One of the effects of this is that it is very easy for audiences to get stuck in one era of an entertainer's career and not pay much attention to their output after or even before. The longer an artiste is active for, the more danger there is of that happening. A classic example is - the release of the Praise Ye Jah and Black Women and Child albums in the same year was like putting out a double disc of superb material. His output has been prolific, with Da Real Thing in 2003 another high point. This is, however, 15 years later and last year Sizzla hit the Billboard Reggae Charts with I'm Yours, which peaked at number two in October, according to www.billboard.com. Not much has been heard of that set in Jamaica and, when Sizzla performs at Reggae Sumfest 2018 later this year, it will be mostly material from the late 1990s to early 2000s. We know and love those songs, from Words of Divine to Rise to The Occasion, but he has done so much more.
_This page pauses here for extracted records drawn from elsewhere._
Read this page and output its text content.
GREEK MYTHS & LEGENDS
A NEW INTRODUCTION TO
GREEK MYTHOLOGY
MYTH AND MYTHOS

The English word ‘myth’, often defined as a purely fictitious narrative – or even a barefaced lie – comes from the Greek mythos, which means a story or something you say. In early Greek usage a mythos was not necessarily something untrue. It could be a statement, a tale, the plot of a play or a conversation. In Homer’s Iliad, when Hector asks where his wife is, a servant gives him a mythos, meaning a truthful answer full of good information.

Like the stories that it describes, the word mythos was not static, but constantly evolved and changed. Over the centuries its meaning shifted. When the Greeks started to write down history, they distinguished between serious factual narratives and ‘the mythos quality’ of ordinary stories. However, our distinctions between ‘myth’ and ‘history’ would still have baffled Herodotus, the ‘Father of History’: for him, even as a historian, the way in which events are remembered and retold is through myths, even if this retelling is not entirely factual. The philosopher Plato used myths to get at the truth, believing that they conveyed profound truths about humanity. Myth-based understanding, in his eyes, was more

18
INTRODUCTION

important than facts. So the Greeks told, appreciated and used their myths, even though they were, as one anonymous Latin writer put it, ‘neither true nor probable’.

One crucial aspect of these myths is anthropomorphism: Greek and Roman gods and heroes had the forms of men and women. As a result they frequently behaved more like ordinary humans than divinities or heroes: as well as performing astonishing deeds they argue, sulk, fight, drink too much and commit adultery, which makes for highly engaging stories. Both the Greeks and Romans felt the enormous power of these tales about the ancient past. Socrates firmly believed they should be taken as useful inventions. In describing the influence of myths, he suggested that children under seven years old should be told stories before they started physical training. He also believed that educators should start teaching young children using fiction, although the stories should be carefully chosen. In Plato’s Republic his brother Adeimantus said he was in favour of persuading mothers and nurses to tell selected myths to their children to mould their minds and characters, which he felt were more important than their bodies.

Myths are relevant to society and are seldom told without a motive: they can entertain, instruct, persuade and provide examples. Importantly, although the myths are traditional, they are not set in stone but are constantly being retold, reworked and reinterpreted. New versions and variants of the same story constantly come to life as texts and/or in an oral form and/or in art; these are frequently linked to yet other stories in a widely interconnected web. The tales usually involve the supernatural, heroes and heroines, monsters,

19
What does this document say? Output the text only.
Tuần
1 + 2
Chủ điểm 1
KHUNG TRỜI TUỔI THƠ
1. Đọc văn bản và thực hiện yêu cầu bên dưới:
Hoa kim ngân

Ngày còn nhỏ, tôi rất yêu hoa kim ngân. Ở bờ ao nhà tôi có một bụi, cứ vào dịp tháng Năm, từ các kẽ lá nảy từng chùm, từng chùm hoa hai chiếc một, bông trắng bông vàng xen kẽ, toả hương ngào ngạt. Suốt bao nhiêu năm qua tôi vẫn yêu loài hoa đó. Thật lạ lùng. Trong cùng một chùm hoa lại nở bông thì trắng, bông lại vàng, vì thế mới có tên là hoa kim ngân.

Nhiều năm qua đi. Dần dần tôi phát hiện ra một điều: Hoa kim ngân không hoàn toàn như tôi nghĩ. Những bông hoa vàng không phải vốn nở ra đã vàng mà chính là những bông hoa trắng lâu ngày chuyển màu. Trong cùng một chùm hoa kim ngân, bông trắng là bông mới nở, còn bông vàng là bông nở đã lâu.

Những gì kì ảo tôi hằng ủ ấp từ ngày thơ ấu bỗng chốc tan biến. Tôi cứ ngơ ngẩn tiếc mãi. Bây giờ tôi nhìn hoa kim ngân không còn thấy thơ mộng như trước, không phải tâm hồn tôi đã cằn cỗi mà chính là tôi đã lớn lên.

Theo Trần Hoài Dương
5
Looking at it the other way, artistes who have done very strong songs that did not score as they should have with the public, and then did a song that made us conclude that 'them buss', I again go back to Sumfest. In 2000, during the band changes, I heard Jah Creation playing a song with "troddin' the valley" in the refrain. I asked who it was and was told Jah Cure. It was a name I knew from the calls to "free Jah Cure" and the combination with Sizzla, Kings in This Jungle, was in the mix. When the release of a recording done in prison True Reflections took off, there were a lot more people listening to him. One of the terms that we use for songs for an entertainer which are popular among the more dedicated music followers is 'underground hit'. It is a shame that the 'underground' is not counted for much in their career span.

 

AT ALL LEVELS

 

Artistes hit a creative peak, when the circumstances in their lives - at all levels, personal to professional - are just right. However, that creative peak and widespread popularity may not coincide. I really appreciated Jimmy Cliff's Black Magic album of 2004, especially the song Terror (September 11th). However, it is the songs from very early in his career - Many Rivers to Cross, Wonderful World, Beautiful People among them - that we tend to gravitate to. Burning Spear's mid-1970s album Marcus Garvey is a constant reference point for him, but the Grammy-winning Calling Rastafari at the turn of the millennium is a favourite of mine, from the autobiographical opening As It Is to the closing farewell to dead friends, Holy Man.

Shaggy has had a superb run over the past two years or so, including the Bailando collab. He is not stuck in Boombastic mode and neither should we.

As members of a larger audience we may not be able to make the critical mass that creates a hut. However. it is up to us to follow the creative minds which make an impression on us in song, regardless of trends.